Something wholly penguin-shaped, apparently four or five feet long, from beak-tip to trailing feet, and made, it seemed, of mercury. A penguin wrapped in fluid mirror, reflecting a bit of neon from the street below. Swimming. Moving as a penguin moves underwater, but through the Latin Quarter air, at just above the height of second-story windows. Moving down the center of the street that crossed the one he walked on. So that it was revealed only as it crossed the intersection. Swimming. Propelling itself, in a gracefully determined but efficient fashion, with its quicksilver flippers. Then a bicycle crossed, on the street, going in the opposite direction.
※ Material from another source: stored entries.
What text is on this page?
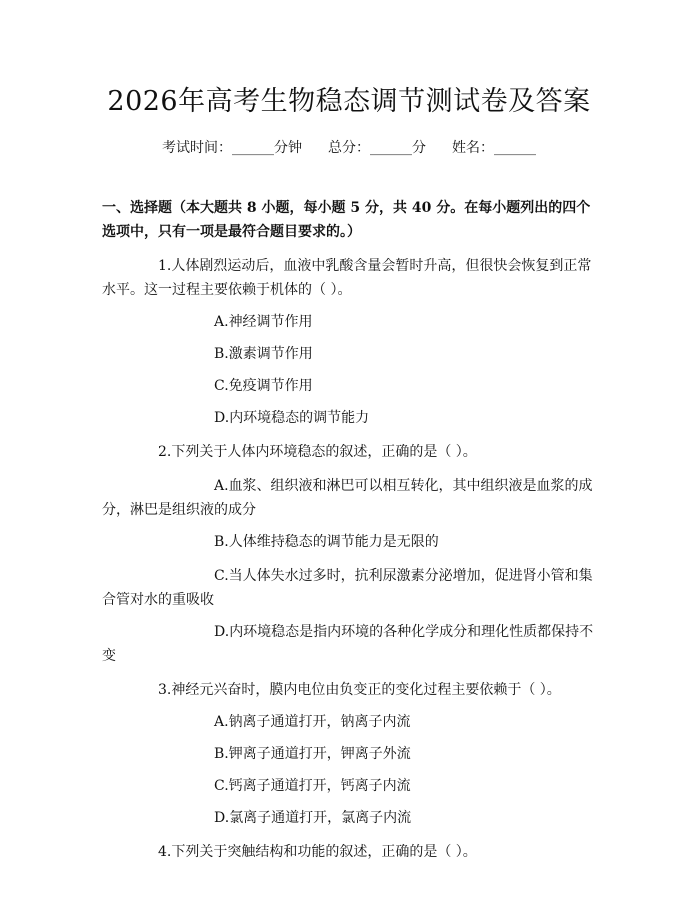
2026年高考生物稳态调节测试卷及答案
考试时间：______分钟 总分：______分 姓名：______
一、选择题（本大题共 8 小题，每小题 5 分，共 40 分。在每小题列出的四个选项中，只有一项是最符合题目要求的。）
1.人体剧烈运动后，血液中乳酸含量会暂时升高，但很快会恢复到正常水平。这一过程主要依赖于机体的（ ）。
A.神经调节作用
B.激素调节作用
C.免疫调节作用
D.内环境稳态的调节能力
2.下列关于人体内环境稳态的叙述，正确的是（ ）。
A.血浆、组织液和淋巴可以相互转化，其中组织液是血浆的成分，淋巴是组织液的成分
B.人体维持稳态的调节能力是无限的
C.当人体失水过多时，抗利尿激素分泌增加，促进肾小管和集合管对水的重吸收
D.内环境稳态是指内环境的各种化学成分和理化性质都保持不变
3.神经元兴奋时，膜内电位由负变正的变化过程主要依赖于（ ）。
A.钠离子通道打开，钠离子内流
B.钾离子通道打开，钾离子外流
C.钙离子通道打开，钙离子内流
D.氯离子通道打开，氯离子内流
4.下列关于突触结构和功能的叙述，正确的是（ ）。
“Did you see that?” Milgrim asked the cyclist, who of course was already gone, and in any case could never have heard him.
31. SECRET MACHINERIES
She did her best to put away the clinging unease, after the conversation with Heidi. Put on hose, the dress she’d brought, shoes, makeup. The bathroom was no more than a sort of alcove, less floor space than the Wellsian shower in Cabinet.